Documents begin in DRAFT state upon creation. The owner submits for review, transitioning to IN_REVIEW. When a workflow is attached and activated, the document advances to PENDING_APPROVAL. Successful completion of all approval steps transitions to APPROVED. The owner or an administrator may then publish the document — making it visible to all org members with READ permission or above — transitioning to PUBLISHED. Finally, documents reaching the end of their useful life are moved to ARCHIVED, where they remain readable but appear in a separate archive view and are subject to retention policy enforcement.
Rejection at any workflow step returns the document to IN_REVIEW with the rejection reason surfaced to the owner. Documents can be returned to DRAFT from IN_REVIEW or APPROVED states. Soft-delete is a separate status flag and does not affect the lifecycle state — soft-deleted documents retain their last lifecycle status and are recoverable by ADMINs.
Document created. AI pipeline runs. Owner editing permitted. Not visible to other users beyond those with explicit permission.
Sent for review. Read access granted to reviewers. Workflow may be attached and activated.
Active approval workflow. Each step must be approved sequentially or in parallel. Rejection returns to IN_REVIEW.
All workflow steps passed. Document ready for publication. Approvers notified.
Organization-visible. All users with org READ permission or above can discover and view.
End-of-life state. Readable but not editable. Retention policy enforced by Celery Beat scheduler.
// Live Collaboration
Real-Time Layer: WebSocket + SSE
WebSocket Presence Channel
When a user opens a document, the frontend upgrades to a WebSocket connection on WS /ws/documents/{id}. The server maintains a presence map for that document and broadcasts join/leave/cursor events to all connected clients in real time. Document locking is also mediated through the WebSocket: a client requests a write lock via the lock_request message; the server responds with lock_acquired or lock_denied, and broadcasts the lock state to all presence channel members so they see the "locked by X" indicator immediately.
# WebSocket message types
presence_join { user_id, name, avatar }
presence_leave { user_id }
cursor { user_id, position }
lock_acquired { user_id, expires_at }
lock_released { user_id }
SSE Token Streaming
Document Q&A uses Server-Sent Events to stream the LLM response token-by-token to the browser. The client sends a question to POST /chat/document/{id} which immediately opens an SSE stream. Tokens arrive as data: {token} events, giving the user real-time feedback as the AI formulates its answer. The final event type is done and carries the full citations array — the specific chunk IDs and source passages from the document corpus that informed the answer. Chat sessions persist server-side, enabling multi-turn document conversations.
# SSE stream events
data: "The Q4 revenue"
data: " grew by 18%"
data: " year-on-year"
event: done
data: {"citations": [chunk_id: 14, 22]}
// Infrastructure
Seven-Container Deployment
The VyXlo platform ships as a Docker Compose stack with seven containers. Three containers share the same application image — api, celery_worker, and celery_beat — differentiated purely by their entry point command. The remaining four containers are off-the-shelf infrastructure images pinned to specific versions.

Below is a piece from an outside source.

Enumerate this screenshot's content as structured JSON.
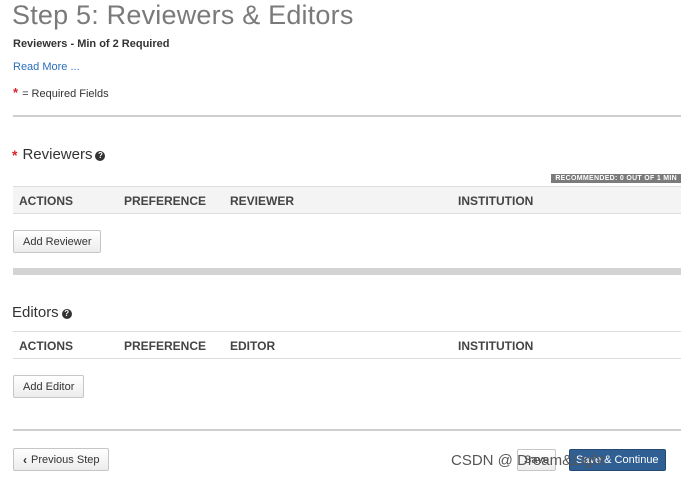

The entire stack launches with a single docker compose up -d command. Health checks on each container ensure the API server only starts after PostgreSQL and Redis are ready. Database migrations run automatically via an Alembic upgrade head in the API container entrypoint.
The Docker Compose specification is Kubernetes-ready — the service definitions translate directly to Kubernetes Deployments, with MinIO replaceable by any S3-compatible service (AWS S3, GCS, Azure Blob) and ZITADEL deployable on the same cluster or consumed as ZITADEL Cloud SaaS. Horizontal scaling of the API and Celery worker containers is supported; PostgreSQL and Redis use standard cloud-managed variants in production deployments.
| Container | Port | Role |
|---|---|---|
| api | 8000 | FastAPI application server — REST, WebSocket, SSE |
| celery_worker | — | AI pipeline, email dispatch, file cleanup tasks |
| celery_beat | — | Scheduled tasks: lock expiry, link expiry, digests |
| flower | 5555 | Celery task monitoring and management dashboard |
| postgres | 5432 | Primary data store with vector extension |
| redis | 6379 | Session cache, task queue, rate limit counters |
| minio | 9000/9001 | S3-compatible object storage + admin console |
Key Environment Variables
| Variable | Example | Description |
|---|---|---|
| DATABASE_URL | postgresql+asyncpg://user:pass@postgres:5432/vyxlo | Async SQLAlchemy connection string |
| REDIS_URL | redis://redis:6379/0 | Redis connection for cache and task broker |
| MINIO_ENDPOINT | minio:9000 | MinIO server host:port |
| MINIO_ACCESS_KEY | minioadmin | MinIO access key |
| MINIO_SECRET_KEY | •••••••• | MinIO secret key |
| MINIO_BUCKET | vyxlo-documents | Bucket name for all uploaded files |
| ZITADEL_DOMAIN | auth.example.com | ZITADEL issuer domain for OIDC discovery |
| ZITADEL_CLIENT_ID | 123456789@vyxlo | OAuth 2.0 client ID registered in ZITADEL |
| OPENAI_API_KEY | sk-… | OpenAI key for classification + embeddings |
| ANTHROPIC_API_KEY | sk-ant-… | Anthropic key for summarization + Q&A |
| LLM_PROVIDER | openai | Active LLM backend: openai | anthropic | gemini | ollama |
| CELERY_BROKER_URL | redis://redis:6379/1 | Celery task broker (Redis DB 1) |
| SECRET_KEY | •••••••• | Application secret for token signing |
| CORS_ORIGINS | https://app.example.com | Comma-separated allowed CORS origins |
| MAX_UPLOAD_SIZE_MB | 100 | Per-upload size cap (org-level override available) |
| PRESIGNED_URL_EXPIRY_S | 900 | MinIO presigned download URL TTL in seconds |
// Search Architecture
Dual-Mode Search Engine
Full-Text Search (tsvector)
PostgreSQL's native full-text search using GIN-indexed tsvector columns. Supports BM25-ranked keyword queries with phrase matching, prefix matching, and stemming. Queries can be scoped by folder, filtered by document status, filtered by document type, and sorted by relevance or date. Results return document metadata, AI summary, and matched keyword highlight snippets. Typical latency under 10ms on a corpus of 100,000+ documents.
GET /documents/search?q=annual+report&status=PUBLISHED
&folder_id=5&doc_type=FINANCIAL
Semantic Search (pgvector)
The user's query is embedded into a 1536-dimension vector using the same embedding model used during document indexing. pgvector computes cosine similarity between the query vector and all indexed document chunk vectors using the HNSW approximate nearest-neighbor index. Results surface conceptually related documents even when no exact keywords are shared — finding "revenue projections" when the user queries "sales forecast", for example. The API returns the top-K results sorted by cosine similarity score.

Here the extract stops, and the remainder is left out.